3. **Addressing Class Imbalance**

* Resampling approaches:

 * Oversample the minority class (spam) using SMOTE or random oversampling.

 * Undersample the majority class to reduce skew.

 * A combined SMOTE + undersample (Tomek links) approach can help


* Cost‑sensitive learning:

 * For SVM: assign higher misclassification penalty (class weight) for spam.
 * For Naïve Bayes: adjust class priors to up‑weight spam.
* Ensemble approaches: stacking multiple classifiers (e.g. NB + LR + SVM or boosting) can boost minority recall while maintaining accuracy

**4. Performance Evaluation – Metrics and Protocol**

* Split strategy: stratified train/validation/test or cross‑validation to maintain spam/ham ratio.

* Key metrics:

 * Precision and recall for the minority class (spam).

 * F1-score balancing them.

 * ROC‑AUC / PR‑AUC for overall discrimination, particularly PR‑AUC as spam is rare.

 * Confusion matrix: to monitor false positives (legit flagged as spam) and false negatives.

* Threshold tuning: adjust decision threshold to balance false positive vs false negative tradeoffs as per business tolerance.

**5. Business Impact**

* Reduced spam exposure: lower end‑user annoyance, phishing threats, and malware risk.

* Improved productivity: less time wasted sorting spam or recovering legitimate email incorrectly filtered (i.e., low false positives).

* Cost savings: decreased overhead on manual review or security incidents.

* Better user goodwill: users trust your product more if spam filter is accurate yet conservative about false positives.

* Additionally, model monitoring for concept drift (spam patterns evolve) ensures sustained performance.

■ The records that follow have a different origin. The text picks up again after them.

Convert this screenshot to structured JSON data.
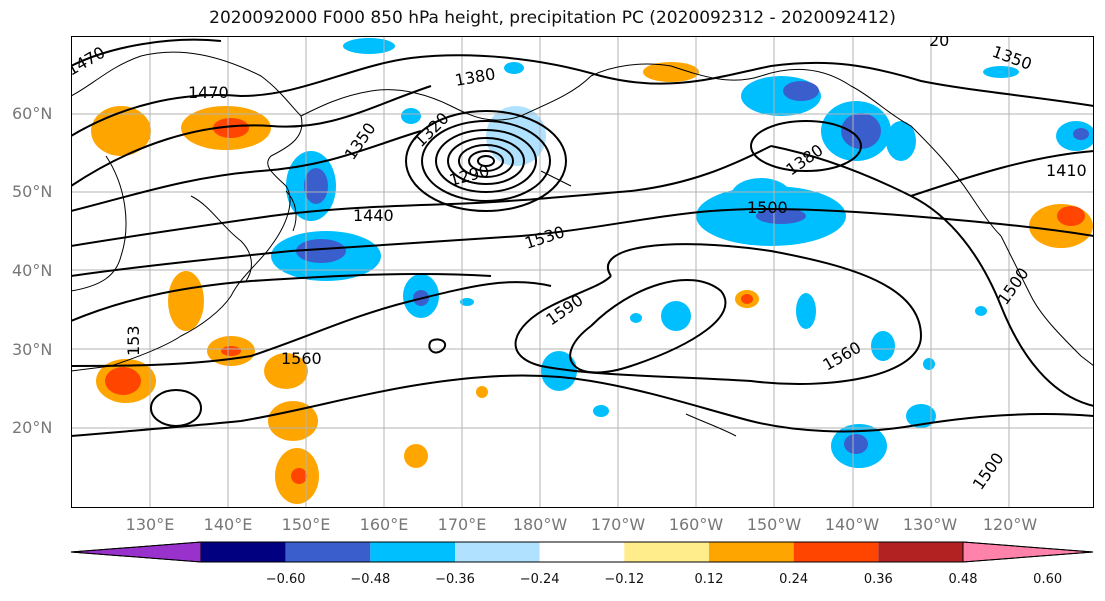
{
  "title": "2020092000 F000 850 hPa height, precipitation PC (2020092312 - 2020092412)",
  "lat_labels": [
    "60°N",
    "50°N",
    "40°N",
    "30°N",
    "20°N"
  ],
  "lon_labels": [
    "130°E",
    "140°E",
    "150°E",
    "160°E",
    "170°E",
    "180°W",
    "170°W",
    "160°W",
    "150°W",
    "140°W",
    "130°W",
    "120°W"
  ],
  "contour_labels": [
    "1470",
    "1470",
    "1380",
    "1350",
    "1320",
    "1440",
    "1290",
    "1530",
    "1500",
    "1380",
    "1410",
    "1350",
    "1590",
    "1560",
    "1560",
    "1500",
    "1500",
    "153",
    "20"
  ],
  "colorbar": {
    "ticks": [
      "−0.60",
      "−0.48",
      "−0.36",
      "−0.24",
      "−0.12",
      "0.12",
      "0.24",
      "0.36",
      "0.48",
      "0.60"
    ],
    "colors": [
      "#9932CC",
      "#000080",
      "#3A5FCD",
      "#00BFFF",
      "#B0E2FF",
      "#FFFFFF",
      "#FFEC8B",
      "#FFA500",
      "#FF4500",
      "#B22222",
      "#FF82AB"
    ]
  }
}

**Example Pipeline Summary**

| Step                    | Action                                                              |
| ----------------------- | ------------------------------------------------------------------- |
| Text cleaning           | Lowercase, remove HTML, stopwords, stemming/lemmatization           |
| Vectorization           | TF‑IDF or BoW; maybe embeddings if compute allows                   |
| Missing data treatment  | Null tokens or imputation for missing fields                        |
| Resample/weighting      | SMOTE/undersample + class‑weighting                                 |
| Model training          | Baseline Naïve Bayes, then SVM (linear kernel + grid search on C)   |
| Threshold tuning        | Tune spam detection threshold based on recall/precision trade‑off   |
| Evaluation              | Precision, recall, F1, PR‑AUC, confusion matrix                     |
| Deployment & monitoring | Periodic performance checks, retraining on new data as spam evolves |

**Why this approach works**

* Robust to missing data: simple probabilistic NB handles missing easily; SVM with sparse representation handles sparsity.

* Handles class imbalance: through resampling and weighting or ensemble methods targeting spam recall.

* Scalable: both NB and linear SVM scale well to large email datasets.

* Interpretable: feature tokens and weights allow analysis, audits, compliance.